There is a possibility, however, that this narrative will soon become history. At the end of the Springs Meetings in Washington later this week, the continent’s leading investors – the World Bank and the African Development Bank – announced a New Deal (here and here) – committing to lighting up Africa with a combined investment budget of 35 billion dollars. As part of this joint project, at least 300 million Africans will be connected to the grid by 2030, a huge step forward for Mother Africa! Africa needs access to electricity. Of the continent’s more than 1.4 million population, most of its young, at least 640 lack access to electricity. That is, 40% of the continent which is widely understood as the youngest in the world. Sub-Saharan Africa (excluding South Africa) in particular, has a per capita energy consumption of just 180 Kilowatts Per Hour (KWH), the lowest on earth.
Lack of electricity in Africa has direct implications for the continent’s development capabilities: stifles its capacity to conduct business with ease, its school systems are constrained, and infrastructural facilities are more costly than the global average due to high transactional costs emanating from the high cost of electricity (and lack of it thereof). This presents challenges to its socioeconomic development, particularly its industrialisation ambitions.
As argued by the African Development Bank’s President, Akinwumi Adesina in his New Deal Remarks, ‘No economy can industrialise in the Dark, and no economy that can be competitive in the dark.’ In his view, ‘Africa is simply tired of being in the dark.’ His counterpart, the World Bank’s President Ajay Banga, an Ex-Mastercard Chief Executive shares his enthusiasm. In Mr. Banga’s words, connecting Africa to the grid extends beyond industrialisation concerns, it is a question of a ‘basic human right’ because as Banga reveals, ‘it is hard to get people productive if you don’t give them access to electricity.’
The Banks’ Presidents are right. Industrialisation and human productivity are contingent on an electrified economy. The industrial revolution happened because of the steam engine! Africa’s growth would not be different. It requires electricity to industrialise and be productive. Oh no, it will be. According to the New Deal, the focus will be on the so-called ‘cleaner and safer sources of power – known entrepreneurially as ‘renewables.’ Although we still have more questions regarding their renewability, and the often-unannounced costs accompanying their usage.

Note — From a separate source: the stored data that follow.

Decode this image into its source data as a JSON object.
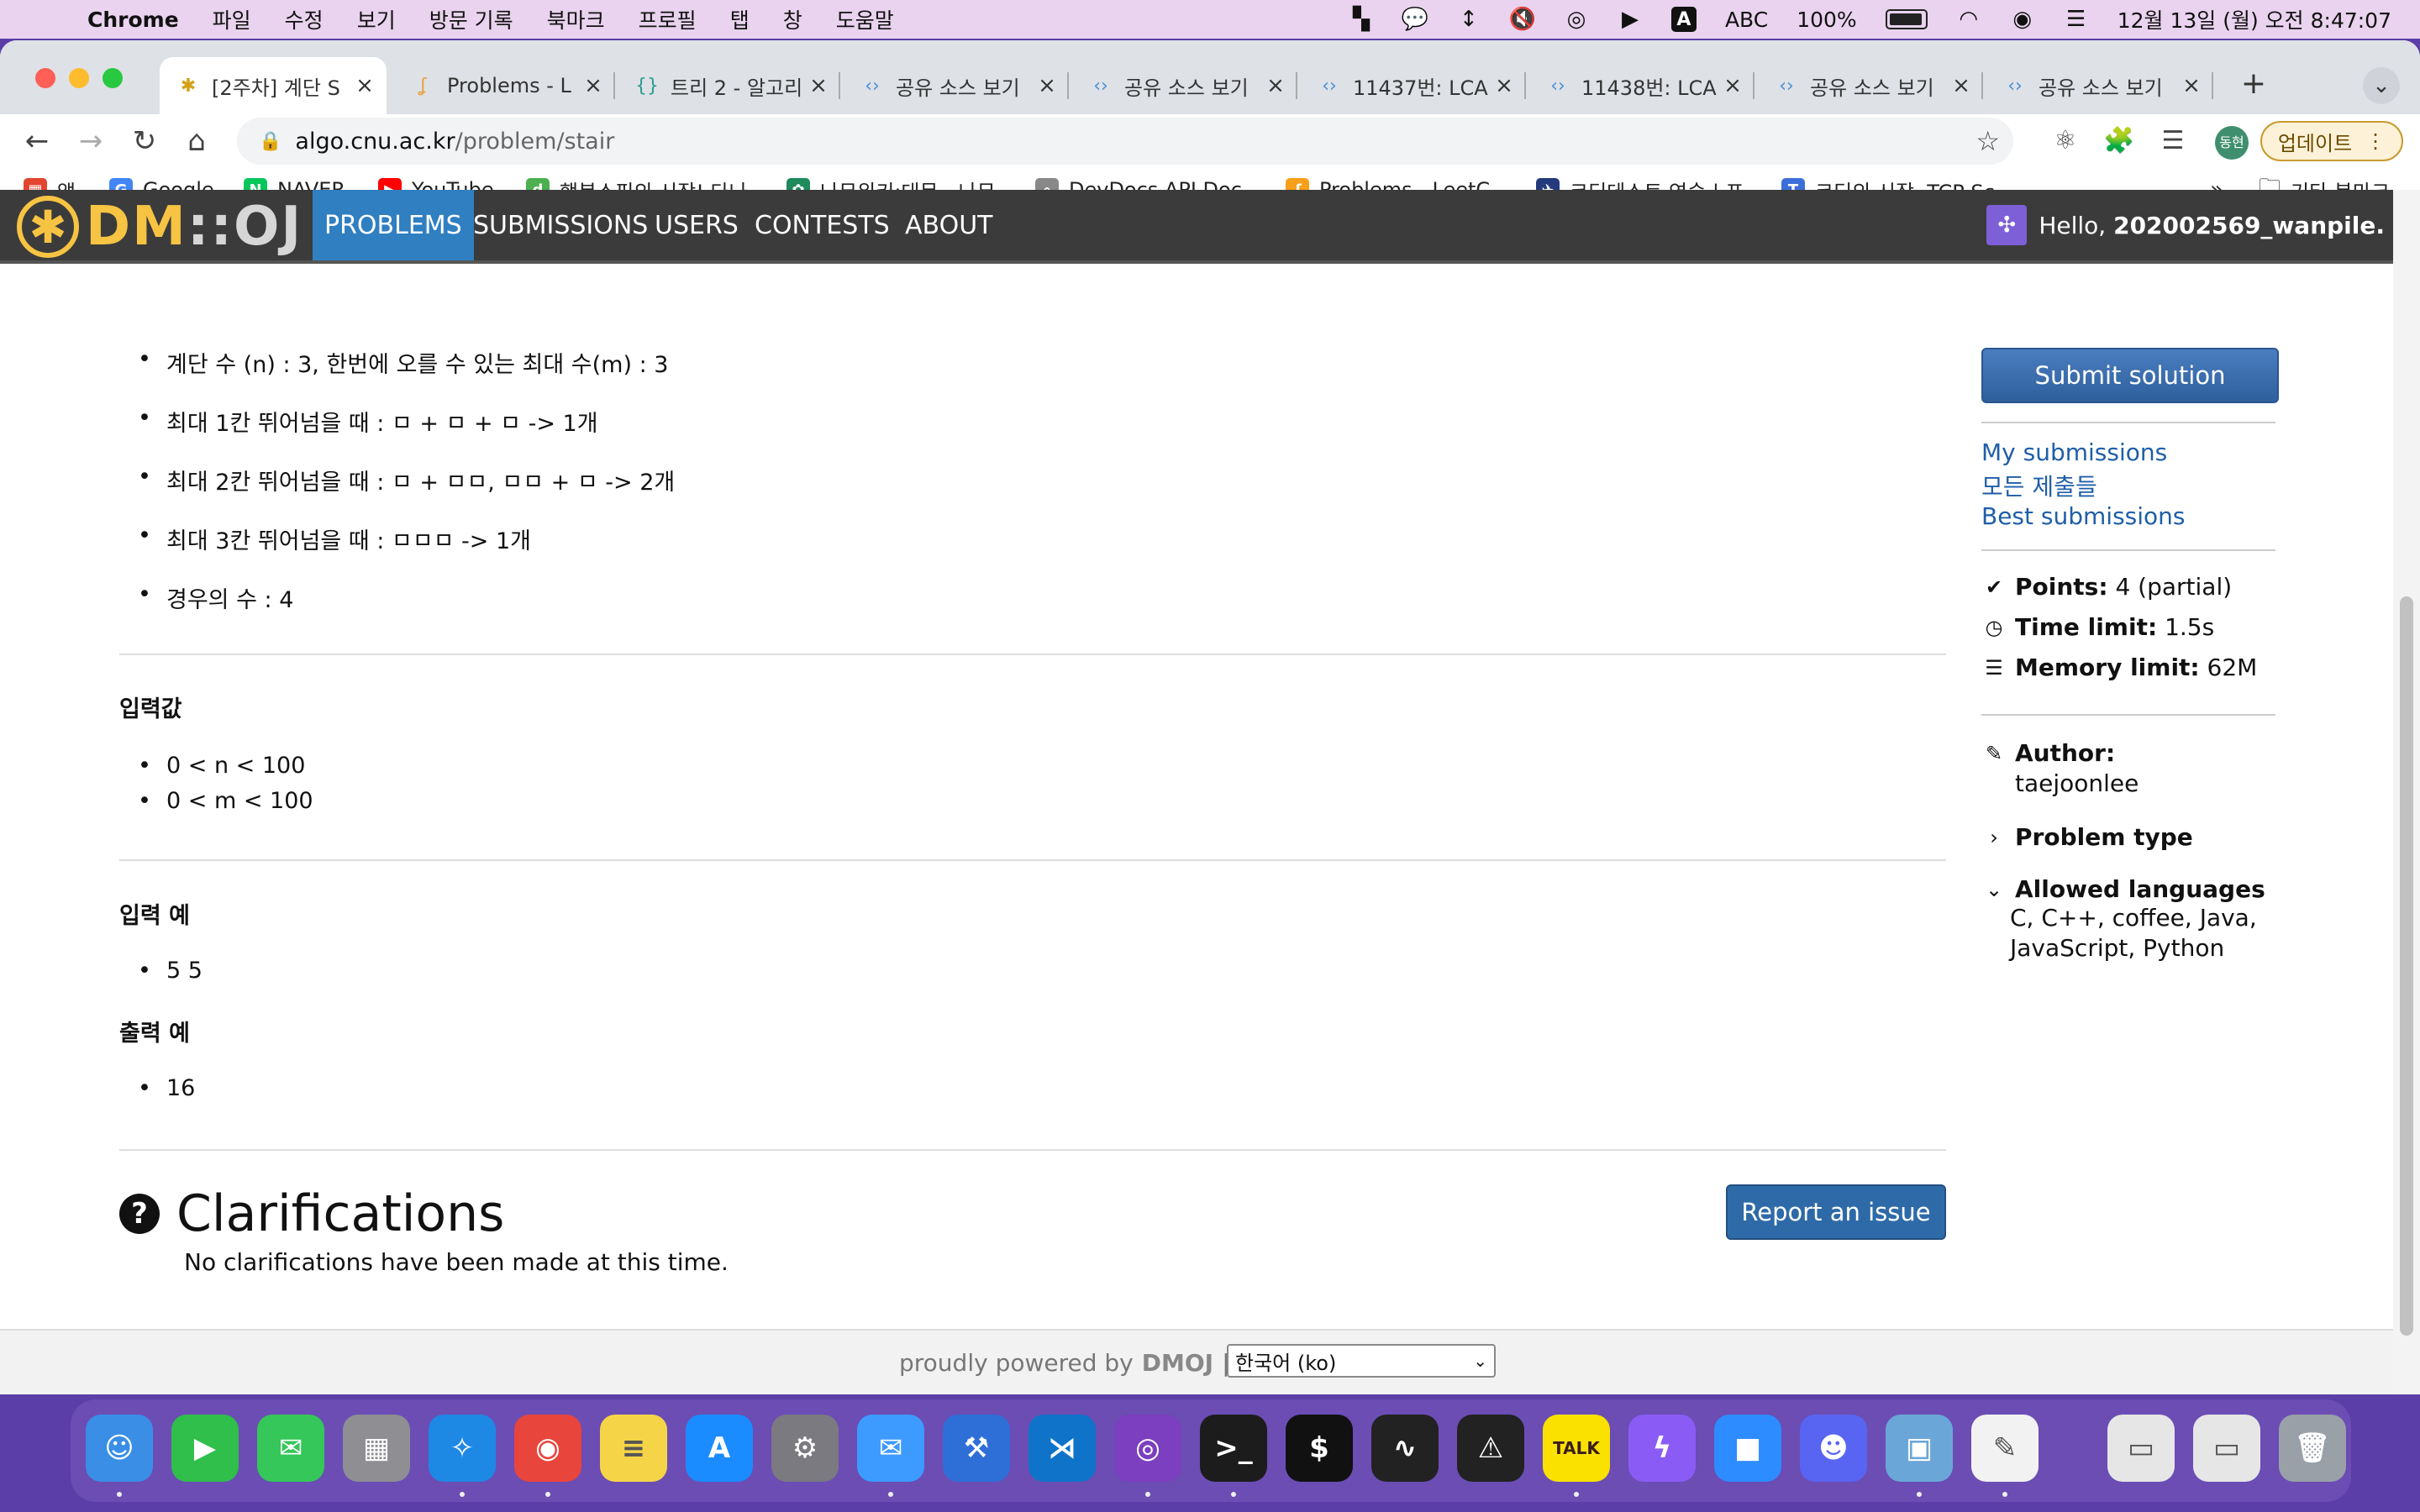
{
  "menubar": {
    "app_name": "Chrome",
    "items": [
      "파일",
      "수정",
      "보기",
      "방문 기록",
      "북마크",
      "프로필",
      "탭",
      "창",
      "도움말"
    ],
    "input_source": "ABC",
    "battery": "100%",
    "clock": "12월 13일 (월) 오전 8:47:07"
  },
  "tabs": [
    {
      "label": "[2주차] 계단 S",
      "icon": "dmoj-star-icon",
      "active": true
    },
    {
      "label": "Problems - L",
      "icon": "leetcode-icon"
    },
    {
      "label": "트리 2 - 알고리",
      "icon": "code-brace-icon"
    },
    {
      "label": "공유 소스 보기",
      "icon": "code-icon"
    },
    {
      "label": "공유 소스 보기",
      "icon": "code-icon"
    },
    {
      "label": "11437번: LCA",
      "icon": "code-icon"
    },
    {
      "label": "11438번: LCA",
      "icon": "code-icon"
    },
    {
      "label": "공유 소스 보기",
      "icon": "code-icon"
    },
    {
      "label": "공유 소스 보기",
      "icon": "code-icon"
    }
  ],
  "address": {
    "host": "algo.cnu.ac.kr",
    "path": "/problem/stair"
  },
  "update_button": "업데이트",
  "profile_initials": "동현",
  "bookmarks": [
    {
      "label": "앱",
      "color": "#e3452f"
    },
    {
      "label": "Google",
      "color": "#4285f4"
    },
    {
      "label": "NAVER",
      "color": "#03c75a"
    },
    {
      "label": "YouTube",
      "color": "#ff0000"
    },
    {
      "label": "행복쇼핑의 시작! 다나...",
      "color": "#4caf50"
    },
    {
      "label": "나무위키:대문 - 나무...",
      "color": "#1f8a5c"
    },
    {
      "label": "DevDocs API Doc...",
      "color": "#888888"
    },
    {
      "label": "Problems - LeetC...",
      "color": "#f89f1b"
    },
    {
      "label": "코딩테스트 연습 | 프...",
      "color": "#233a7d"
    },
    {
      "label": "코딩의 시작, TCP Sc...",
      "color": "#3c6ed9"
    }
  ],
  "bookmarks_more": "»",
  "other_bookmarks": "기타 북마크",
  "site": {
    "logo_dm": "DM",
    "logo_sep": "::",
    "logo_oj": "OJ",
    "nav": [
      "PROBLEMS",
      "SUBMISSIONS",
      "USERS",
      "CONTESTS",
      "ABOUT"
    ],
    "hello_prefix": "Hello, ",
    "username": "202002569_wanpile."
  },
  "problem": {
    "example_bullets": [
      "계단 수 (n) : 3, 한번에 오를 수 있는 최대 수(m) : 3",
      "최대 1칸 뛰어넘을 때 : ㅁ + ㅁ + ㅁ -> 1개",
      "최대 2칸 뛰어넘을 때 : ㅁ + ㅁㅁ, ㅁㅁ + ㅁ -> 2개",
      "최대 3칸 뛰어넘을 때 : ㅁㅁㅁ -> 1개",
      "경우의 수 : 4"
    ],
    "input_heading": "입력값",
    "input_bullets": [
      "0 < n < 100",
      "0 < m < 100"
    ],
    "sample_input_heading": "입력 예",
    "sample_input": "5 5",
    "sample_output_heading": "출력 예",
    "sample_output": "16"
  },
  "clarifications": {
    "title": "Clarifications",
    "text": "No clarifications have been made at this time.",
    "report_button": "Report an issue"
  },
  "sidebar": {
    "submit_button": "Submit solution",
    "links": [
      "My submissions",
      "모든 제출들",
      "Best submissions"
    ],
    "points_label": "Points:",
    "points_value": "4 (partial)",
    "time_label": "Time limit:",
    "time_value": "1.5s",
    "memory_label": "Memory limit:",
    "memory_value": "62M",
    "author_label": "Author:",
    "author_value": "taejoonlee",
    "problem_type_label": "Problem type",
    "languages_label": "Allowed languages",
    "languages_line1": "C, C++, coffee, Java,",
    "languages_line2": "JavaScript, Python"
  },
  "footer": {
    "powered_prefix": "proudly powered by",
    "powered_brand": "DMOJ",
    "separator": "|",
    "language": "한국어 (ko)"
  },
  "dock": [
    {
      "name": "finder-icon",
      "color": "#3a8ee6",
      "glyph": "☺"
    },
    {
      "name": "facetime-icon",
      "color": "#2fbf4a",
      "glyph": "▶"
    },
    {
      "name": "messages-icon",
      "color": "#35c759",
      "glyph": "✉"
    },
    {
      "name": "launchpad-icon",
      "color": "#8e8e93",
      "glyph": "▦"
    },
    {
      "name": "safari-icon",
      "color": "#1e88e5",
      "glyph": "✧"
    },
    {
      "name": "chrome-icon",
      "color": "#e8453c",
      "glyph": "◉"
    },
    {
      "name": "notes-icon",
      "color": "#f5d547",
      "glyph": "≡"
    },
    {
      "name": "app-store-icon",
      "color": "#1a8cff",
      "glyph": "A"
    },
    {
      "name": "system-preferences-icon",
      "color": "#7a7a80",
      "glyph": "⚙"
    },
    {
      "name": "mail-icon",
      "color": "#3d9bff",
      "glyph": "✉"
    },
    {
      "name": "xcode-icon",
      "color": "#2d6fd6",
      "glyph": "⚒"
    },
    {
      "name": "vscode-icon",
      "color": "#0f74c9",
      "glyph": "⋊"
    },
    {
      "name": "github-desktop-icon",
      "color": "#7b3fbf",
      "glyph": "◎"
    },
    {
      "name": "terminal-icon",
      "color": "#1c1c1c",
      "glyph": ">_"
    },
    {
      "name": "iterm-icon",
      "color": "#111111",
      "glyph": "$"
    },
    {
      "name": "activity-monitor-icon",
      "color": "#222222",
      "glyph": "∿"
    },
    {
      "name": "console-icon",
      "color": "#222222",
      "glyph": "⚠"
    },
    {
      "name": "kakaotalk-icon",
      "color": "#fae100",
      "glyph": "TALK"
    },
    {
      "name": "messenger-icon",
      "color": "#8a5cf5",
      "glyph": "ϟ"
    },
    {
      "name": "zoom-icon",
      "color": "#2d8cff",
      "glyph": "■"
    },
    {
      "name": "discord-icon",
      "color": "#5865f2",
      "glyph": "☻"
    },
    {
      "name": "preview-icon",
      "color": "#6aa7d8",
      "glyph": "▣"
    },
    {
      "name": "textedit-icon",
      "color": "#f2f2f2",
      "glyph": "✎"
    },
    {
      "name": "recent-window-icon",
      "color": "#e6e6e6",
      "glyph": "▭"
    },
    {
      "name": "recent-window-icon",
      "color": "#e6e6e6",
      "glyph": "▭"
    },
    {
      "name": "trash-icon",
      "color": "#9aa0a8",
      "glyph": "🗑"
    }
  ]
}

On their part, the Banks speak of the urgency of employing ‘renewable energy’ to light up Africa. The African Development Bank in particular speaks of ‘providing 150 million households with access to clean cooking solutions’ by 2025! Yet the cost of renewables in Africa is already out of reach, let alone the technical details – including the African government’s inaccessibility to or their (un)willingness to commit dwindling public finances to the lighting project.

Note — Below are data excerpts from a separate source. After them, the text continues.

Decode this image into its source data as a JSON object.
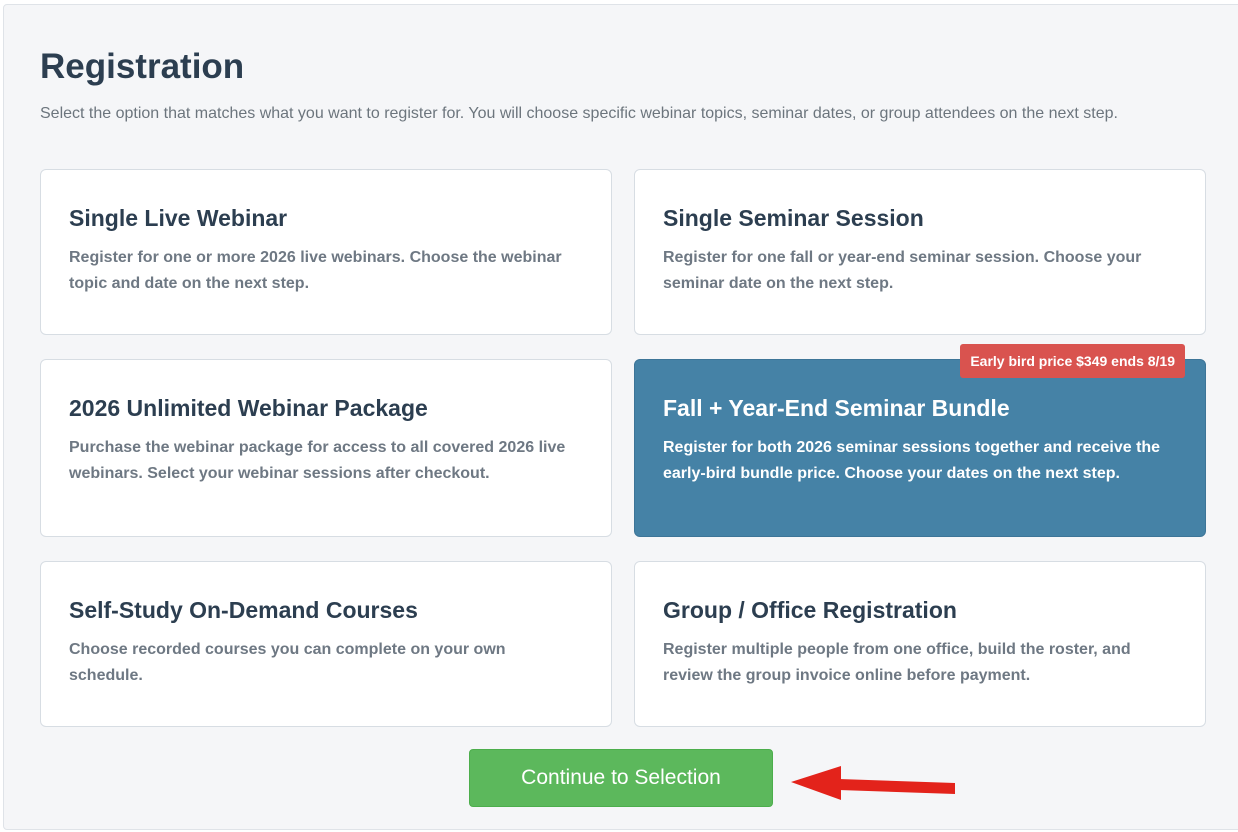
{
  "page": {
    "title": "Registration",
    "intro": "Select the option that matches what you want to register for. You will choose specific webinar topics, seminar dates, or group attendees on the next step."
  },
  "options": [
    {
      "title": "Single Live Webinar",
      "description": "Register for one or more 2026 live webinars. Choose the webinar topic and date on the next step.",
      "selected": false
    },
    {
      "title": "Single Seminar Session",
      "description": "Register for one fall or year-end seminar session. Choose your seminar date on the next step.",
      "selected": false
    },
    {
      "title": "2026 Unlimited Webinar Package",
      "description": "Purchase the webinar package for access to all covered 2026 live webinars. Select your webinar sessions after checkout.",
      "selected": false
    },
    {
      "title": "Fall + Year-End Seminar Bundle",
      "description": "Register for both 2026 seminar sessions together and receive the early-bird bundle price. Choose your dates on the next step.",
      "badge": "Early bird price $349 ends 8/19",
      "selected": true
    },
    {
      "title": "Self-Study On-Demand Courses",
      "description": "Choose recorded courses you can complete on your own schedule.",
      "selected": false
    },
    {
      "title": "Group / Office Registration",
      "description": "Register multiple people from one office, build the roster, and review the group invoice online before payment.",
      "selected": false
    }
  ],
  "actions": {
    "continue_label": "Continue to Selection"
  },
  "colors": {
    "selected_card": "#4582a6",
    "badge": "#d9534f",
    "continue_button": "#5cb85c",
    "annotation_arrow": "#e3231b"
  },
  "annotation": {
    "icon": "red-arrow-left-icon"
  }
}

Coupled with the continent’s competitive (dis)advantage in climate financing, the new deal might never work according to the plan. According to Nigeria’s Muhammadu Buhari in this Op-Ed written two years ago, Africa’s energy needs are so many that it does not simply make sense to talk the continent into the so-called renewable power. In his words, ‘current energy demands cannot yet be met solely through weather-dependent solar and wind power.’ In the President’s rationale, fossil fuels can.
Nonetheless, it appears, just like all other development projects, the New Deal will yet be financed by the rich who often decide how the rest develop – including the imperative to abandon their dirty riches underneath the earth. Meanwhile, the World Bank expects its concessional arm, the International Development Association (IDA) to put the bill, lending out to the first African applicants who, desperate to light up their dark cities, will take up the loans as they did during the 80s and the 90s.
Will the New Deal make a difference? Is it better than what we already have? I have no immediate answers but current readers might find this opinion useful in which Tod Moss, an energy poverty commentator, reflects upon the Deal through his Three Big Questions. For me, I am excited, (cautiously I should add) about this but time will tell.